Os conhecimentos construtivos dos Yawalapit mantêm-se preservados, mas graças à política massiva e histórica de apagamento da cultura indígena, nem todos os povos estão na mesma situação. É o que aponta Luciano Mandú, integrante do grupo EtniCidades, Grupo de Estudos Étnicos e Raciais em Arquitetura e Urbanismo da Universidade Federal da Bahia. Indígena tupinambá, hoje desenvolve uma pesquisa que cartografa a memória indígena dentro da cidade de Salvador. “Muitos saberes foram se perdendo. Hoje o povo Tupinambá não tem mais um saber construtivo próprio porque foi um dos primeiros a sofrer a ação dos colonizadores. Mas estão sendo feitos vários trabalhos de resgate desses saberes”, aponta.
Esse resgate colabora para lembrar que é impossível pensar a cultura indígena, da qual fazem parte os modelos construtivos, de forma homogênea. Mas um conhecimento comum que transpassa diversas culturas originárias ao redor das Américas é a relação com o território – outra grande epistemologia indígena que serve para repensar as habitações contemporâneas. “A terra em que você nasce, que você cultiva, que te dá alimento, que te dá abrigo, onde estão enterrados os seus antepassados, os seus encantados. É ali que você se conecta com a sua espiritualidade. Mais do que as edificações, os lugares naturais são muito importantes”, explica Luciano.

Pensar o território

A integração entre as construções e o território vai além das condicionantes ambientais que regem a boa arquitetura, como maximizar o aproveitamento da luz solar e dos ventos. Para o pensamento indígena, a natureza não é um recurso. Pensá-la enquanto parte da comunidade é essencial, o que eleva o patamar das discussões sobre sustentabilidade.

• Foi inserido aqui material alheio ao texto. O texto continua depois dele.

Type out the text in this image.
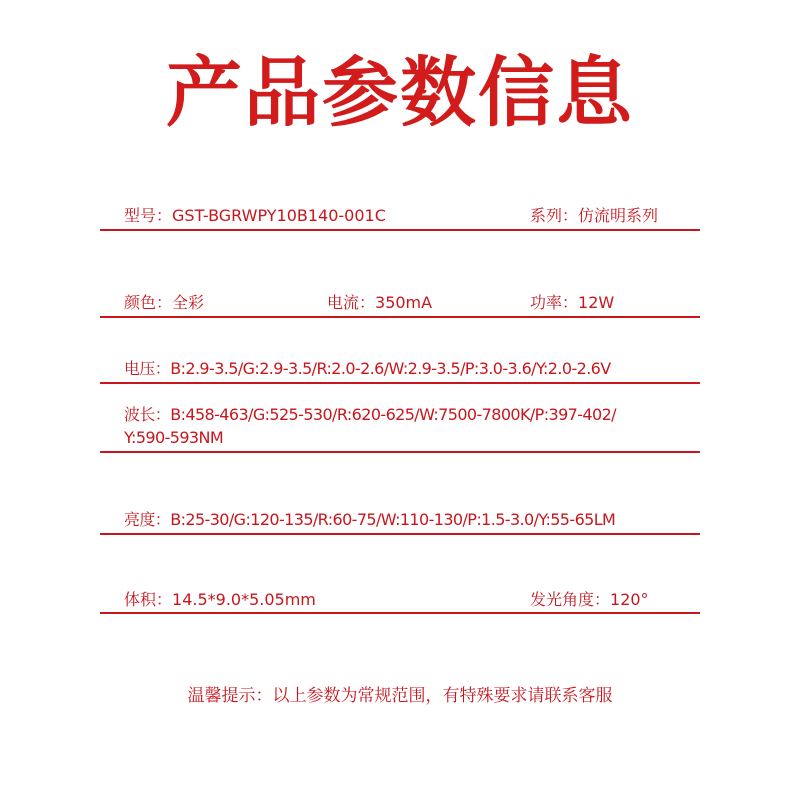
产品参数信息
型号：GST-BGRWPY10B140-001C	系列：仿流明系列
颜色：全彩	电流：350mA	功率：12W
电压：B:2.9-3.5/G:2.9-3.5/R:2.0-2.6/W:2.9-3.5/P:3.0-3.6/Y:2.0-2.6V
波长：B:458-463/G:525-530/R:620-625/W:7500-7800K/P:397-402/
Y:590-593NM
亮度：B:25-30/G:120-135/R:60-75/W:110-130/P:1.5-3.0/Y:55-65LM
体积：14.5*9.0*5.05mm	发光角度：120°
温馨提示：以上参数为常规范围，有特殊要求请联系客服
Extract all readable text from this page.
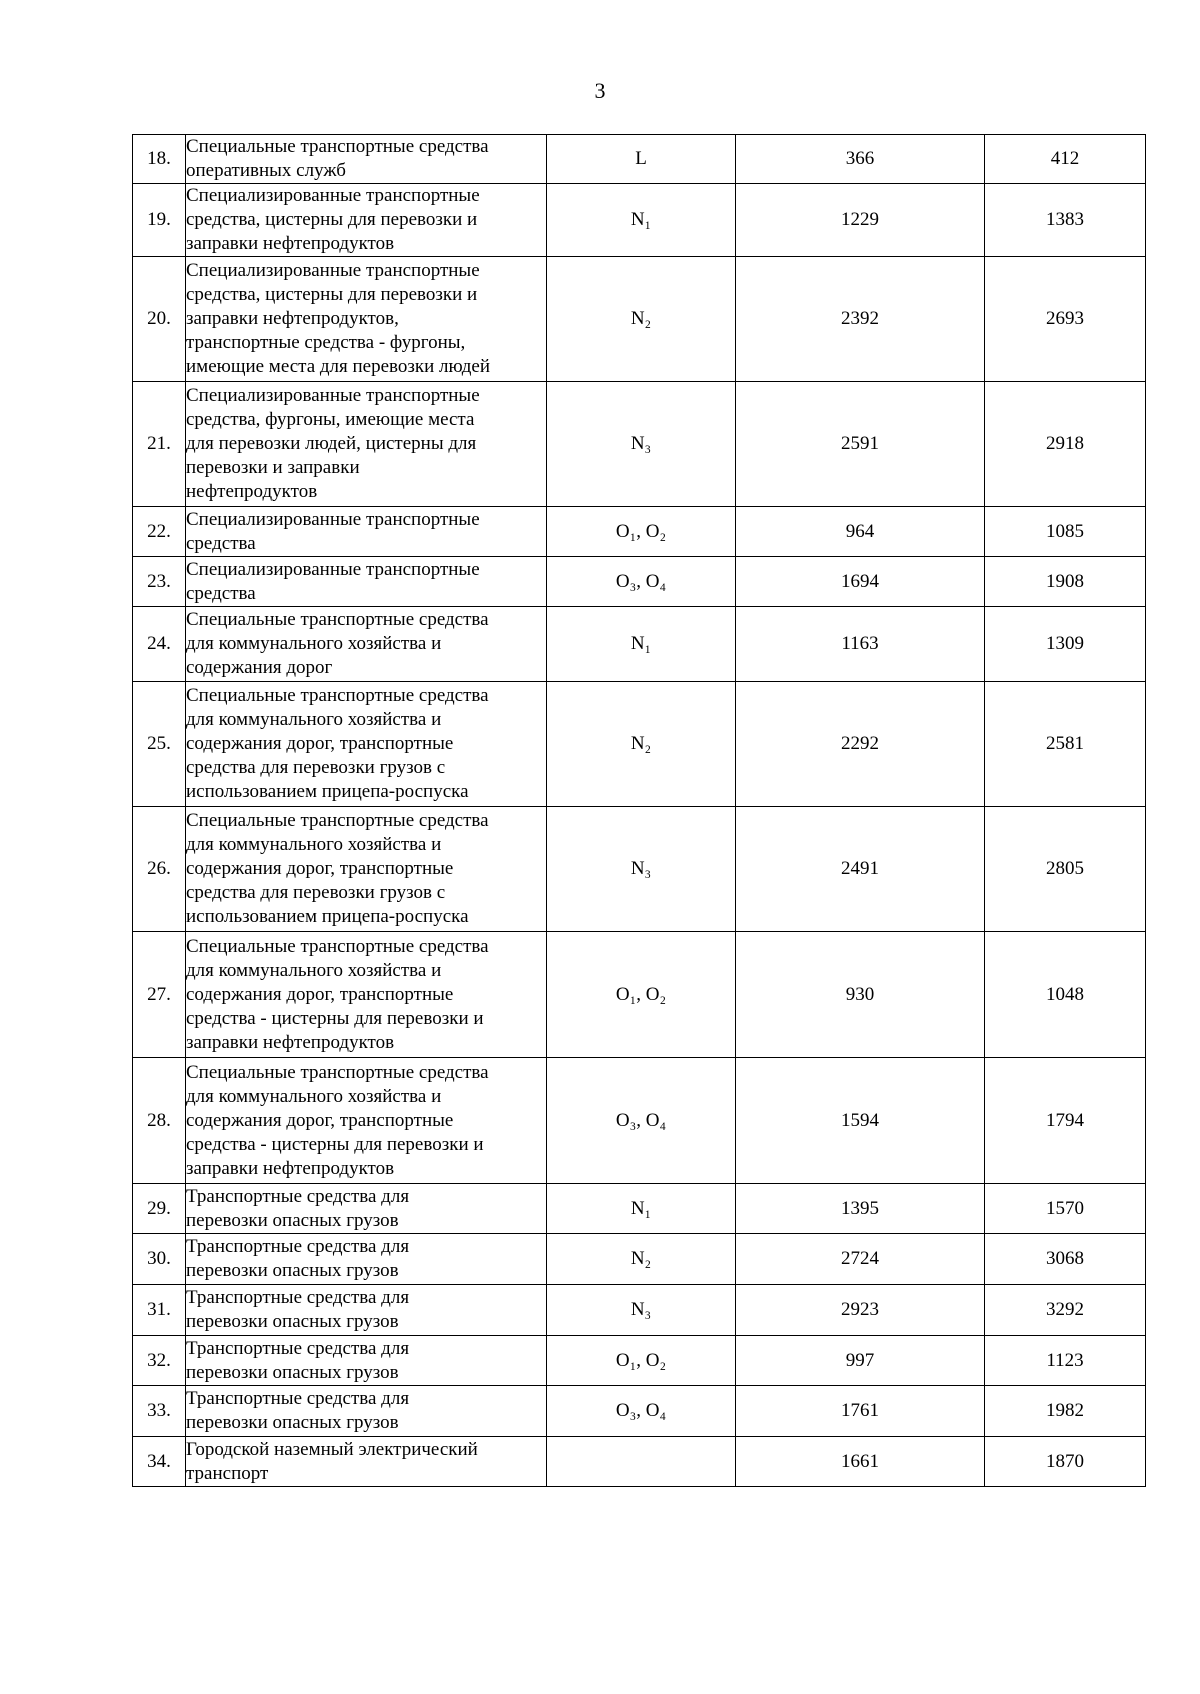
3
18.	Специальные транспортные средства
оперативных служб	L	366	412
19.	Специализированные транспортные
средства, цистерны для перевозки и
заправки нефтепродуктов	N₁	1229	1383
20.	Специализированные транспортные
средства, цистерны для перевозки и
заправки нефтепродуктов,
транспортные средства - фургоны,
имеющие места для перевозки людей	N₂	2392	2693
21.	Специализированные транспортные
средства, фургоны, имеющие места
для перевозки людей, цистерны для
перевозки и заправки
нефтепродуктов	N₃	2591	2918
22.	Специализированные транспортные
средства	O₁, O₂	964	1085
23.	Специализированные транспортные
средства	O₃, O₄	1694	1908
24.	Специальные транспортные средства
для коммунального хозяйства и
содержания дорог	N₁	1163	1309
25.	Специальные транспортные средства
для коммунального хозяйства и
содержания дорог, транспортные
средства для перевозки грузов с
использованием прицепа-роспуска	N₂	2292	2581
26.	Специальные транспортные средства
для коммунального хозяйства и
содержания дорог, транспортные
средства для перевозки грузов с
использованием прицепа-роспуска	N₃	2491	2805
27.	Специальные транспортные средства
для коммунального хозяйства и
содержания дорог, транспортные
средства - цистерны для перевозки и
заправки нефтепродуктов	O₁, O₂	930	1048
28.	Специальные транспортные средства
для коммунального хозяйства и
содержания дорог, транспортные
средства - цистерны для перевозки и
заправки нефтепродуктов	O₃, O₄	1594	1794
29.	Транспортные средства для
перевозки опасных грузов	N₁	1395	1570
30.	Транспортные средства для
перевозки опасных грузов	N₂	2724	3068
31.	Транспортные средства для
перевозки опасных грузов	N₃	2923	3292
32.	Транспортные средства для
перевозки опасных грузов	O₁, O₂	997	1123
33.	Транспортные средства для
перевозки опасных грузов	O₃, O₄	1761	1982
34.	Городской наземный электрический
транспорт		1661	1870
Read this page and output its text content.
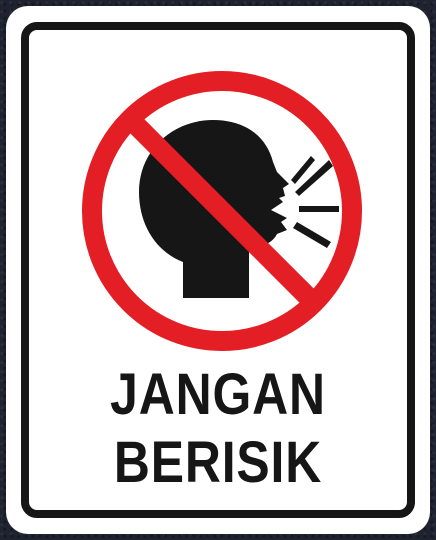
JANGAN
BERISIK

Envolvido no projeto arquitetônico do Centro de Fortalecimento da Cultura Xerente, na Aldeia Ktepo, no Tocantins, Tomaz Lotufo explica que a concepção da obra se deu primordialmente sobre essa relação com o território. “A árvore é um símbolo. Então no projeto, quando você olha para a frente da casa, vê a copa das árvores. Nas minhas costas estão as raízes, que é o pé da árvore, é o que sustenta essa estrutura, o que alimenta a possibilidade de fazer o ritual, trabalhar a cultura. Então o desenho desse território é feito a partir dessa visão de mundo”, explica.
A perspectiva indígena nos mostra que a verdadeira sustentabilidade surge de relações recíprocas com a natureza. Como aponta Ailton Krenak em "Ideias para adiar o fim do mundo", a humanidade não pode ser pensada como algo separado – ou superior. “Devíamos admitir a natureza como uma imensa multidão de formas, incluindo cada pedaço de nós, que somos parte de tudo.